La trampa está bien tramada. Es difícil escapar. Si Jesús responde que sí (como hacen los herodianos colaboracionistas del poder romano), el pueblo lo mirará con desprecio. Si responde que no, será denunciado como subversivo. Caería sobre él la dura punición de Roma. En ambos casos, sus adversarios se habrían librado de él.

La respuesta es sorprendente. Pide que le muestren la moneda del tributo. Todos la llevan consigo. Es un denario con la efigie de Tiberio César. Jesús les hace notar su hipocresía: si ya han aceptado utilizar el dinero de César, ¿a qué viene querer enredarlo con lo del impuesto? Si vivo dentro del sistema tengo que asumir todas sus consecuencias.

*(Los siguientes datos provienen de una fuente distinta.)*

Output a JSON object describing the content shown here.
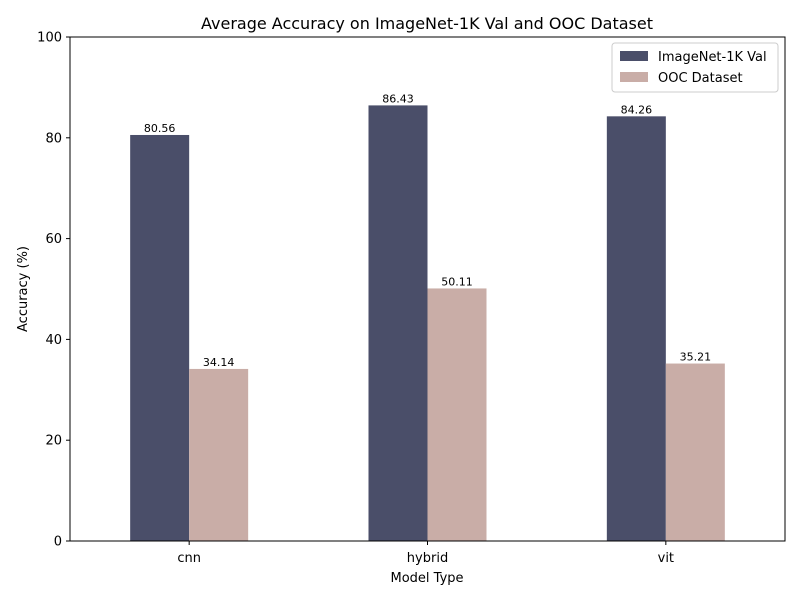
{
  "chart_data": {
    "type": "bar",
    "title": "Average Accuracy on ImageNet-1K Val and OOC Dataset",
    "xlabel": "Model Type",
    "ylabel": "Accuracy (%)",
    "ylim": [
      0,
      100
    ],
    "yticks": [
      0,
      20,
      40,
      60,
      80,
      100
    ],
    "grid": false,
    "legend_position": "top-right",
    "categories": [
      "cnn",
      "hybrid",
      "vit"
    ],
    "series": [
      {
        "name": "ImageNet-1K Val",
        "color": "#4a4e69",
        "values": [
          80.56,
          86.43,
          84.26
        ]
      },
      {
        "name": "OOC Dataset",
        "color": "#c9ada7",
        "values": [
          34.14,
          50.11,
          35.21
        ]
      }
    ]
  }
}
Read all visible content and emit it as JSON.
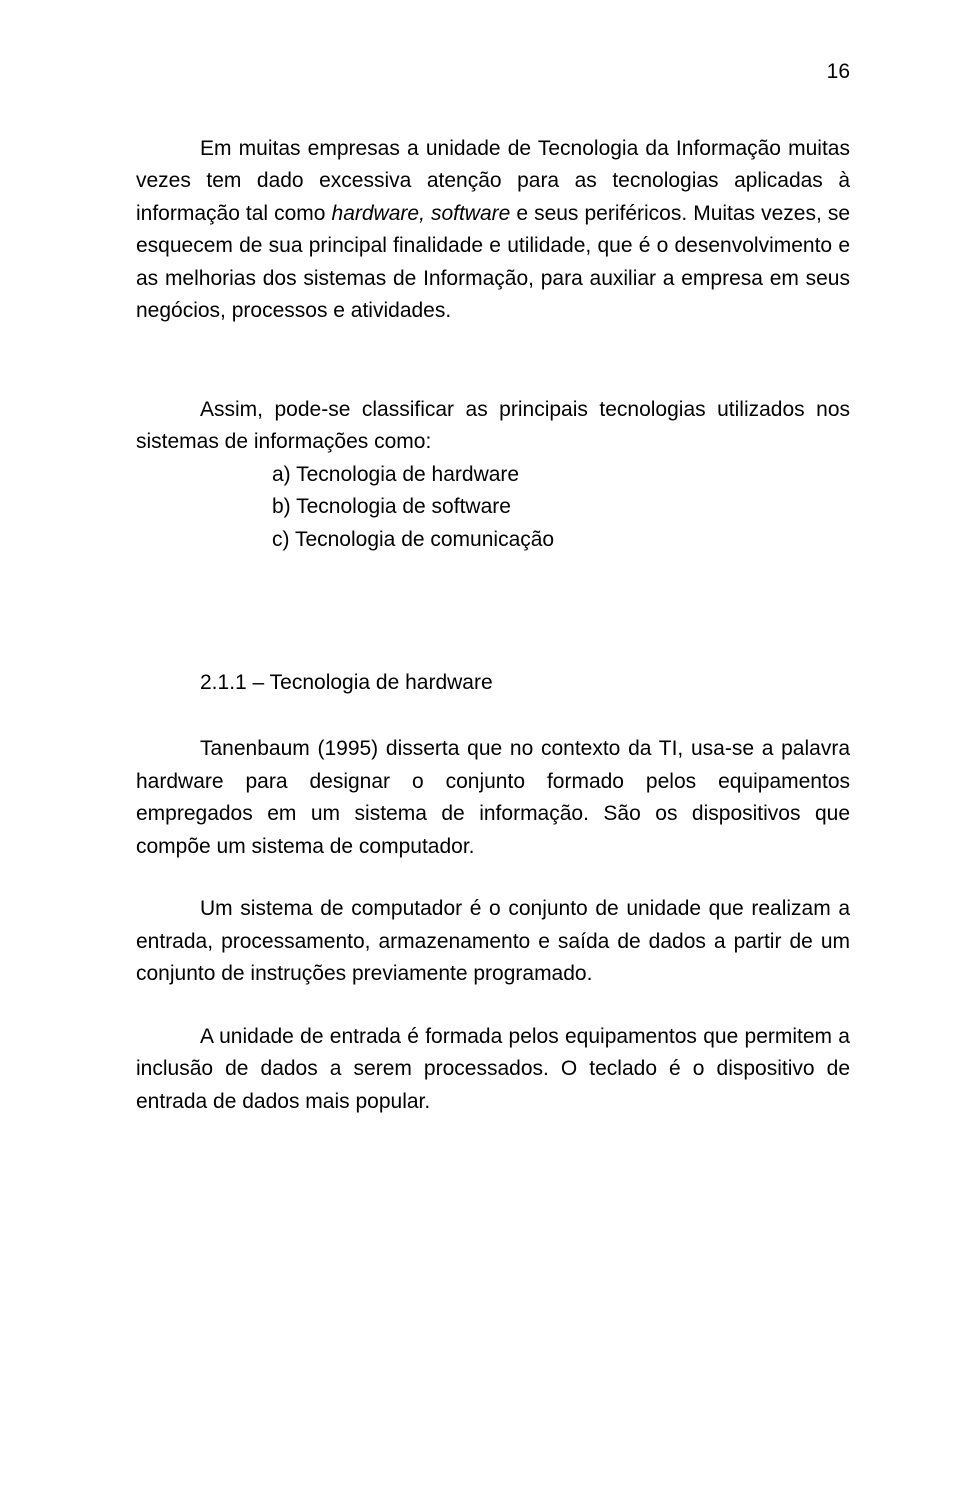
{
  "pageNumber": "16",
  "p1": {
    "a": "Em muitas empresas a unidade de Tecnologia da Informação muitas vezes tem dado excessiva atenção para as tecnologias aplicadas à informação tal como ",
    "b": "hardware, software",
    "c": " e seus periféricos. Muitas vezes, se esquecem de sua principal finalidade e utilidade, que é o desenvolvimento e as melhorias dos sistemas de Informação, para auxiliar a empresa em seus negócios, processos e atividades."
  },
  "list": {
    "intro": "Assim, pode-se classificar as principais tecnologias utilizados nos sistemas de informações como:",
    "a": "a)  Tecnologia de hardware",
    "b": "b)  Tecnologia de software",
    "c": "c)  Tecnologia de comunicação"
  },
  "heading": "2.1.1 – Tecnologia de hardware",
  "p2": "Tanenbaum (1995) disserta que no contexto da TI, usa-se a palavra hardware para designar o conjunto formado pelos equipamentos empregados em um sistema de informação. São os dispositivos que compõe um sistema de computador.",
  "p3": "Um sistema de computador é o conjunto de unidade que realizam a entrada, processamento, armazenamento e saída de dados a partir de um conjunto de instruções previamente programado.",
  "p4": "A unidade de entrada é formada pelos equipamentos que permitem a inclusão de dados a serem processados. O teclado é o dispositivo de entrada de dados mais popular."
}
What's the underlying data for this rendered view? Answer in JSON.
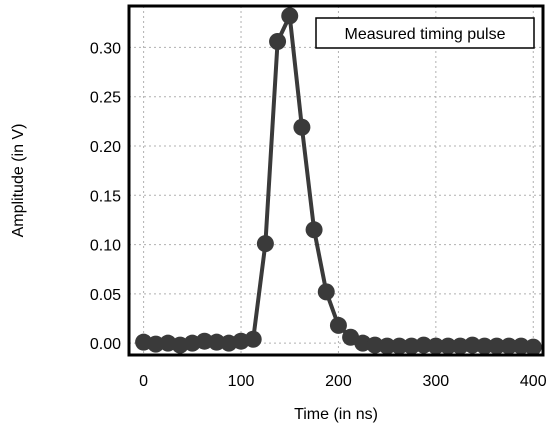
{
  "chart_data": {
    "type": "line",
    "xlabel": "Time (in ns)",
    "ylabel": "Amplitude (in V)",
    "legend": {
      "label": "Measured timing pulse",
      "placement": "top-right"
    },
    "xlim": [
      -15,
      410
    ],
    "ylim": [
      -0.012,
      0.342
    ],
    "xticks": [
      0,
      100,
      200,
      300,
      400
    ],
    "yticks": [
      0.0,
      0.05,
      0.1,
      0.15,
      0.2,
      0.25,
      0.3
    ],
    "xtick_labels": [
      "0",
      "100",
      "200",
      "300",
      "400"
    ],
    "ytick_labels": [
      "0.00",
      "0.05",
      "0.10",
      "0.15",
      "0.20",
      "0.25",
      "0.30"
    ],
    "grid": true,
    "series": [
      {
        "x": [
          0,
          12.5,
          25,
          37.5,
          50,
          62.5,
          75,
          87.5,
          100,
          112.5,
          125,
          137.5,
          150,
          162.5,
          175,
          187.5,
          200,
          212.5,
          225,
          237.5,
          250,
          262.5,
          275,
          287.5,
          300,
          312.5,
          325,
          337.5,
          350,
          362.5,
          375,
          387.5,
          400
        ],
        "values": [
          0.001,
          -0.001,
          0.0,
          -0.002,
          0.0,
          0.002,
          0.001,
          0.0,
          0.002,
          0.004,
          0.101,
          0.306,
          0.332,
          0.219,
          0.115,
          0.052,
          0.018,
          0.006,
          0.0,
          -0.002,
          -0.003,
          -0.003,
          -0.003,
          -0.002,
          -0.003,
          -0.003,
          -0.003,
          -0.002,
          -0.003,
          -0.003,
          -0.003,
          -0.003,
          -0.004
        ]
      }
    ],
    "colors": {
      "line": "#3a3a3a",
      "marker": "#3a3a3a",
      "frame": "#000000",
      "grid": "#b0b0b0"
    }
  }
}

Pero no queda ahí la respuesta. Como siempre: va más allá. Abre una perspectiva nueva, más honda y genuina: si la imagen que lleva grabada la moneda de oro es la del César, la imagen de Dios es cada ser humano. El poder humano es siempre limitado. Es también proclive a absolutizarse y subordinar todo a sus metas. Así ocurre con el dios-dinero que suele usar los poderes del mundo para imponer su servidumbre sobre todos.

En cambio, el encuentro con el Dios vivo rompe todo ensueño idolátrico. Solo Dios, el creador que es Padre, da libertad verdadera al hombre. Por eso, el hombre tiene que ser restituido a su verdadero Señor. No es el César. Es el Dios Padre, misericordioso y compasivo que quiere que todos seamos hermanos, que la tierra sea una casa común y que la misma humanidad se vuelva una familia.

Pocos días después, Jesús mismo dará al Padre lo que es del Padre: el Hijo volverá a la casa, llevando consigo a todos los hombres, destruyendo con su sacrificio el poder del pecado y abriendo las puertas de la vida.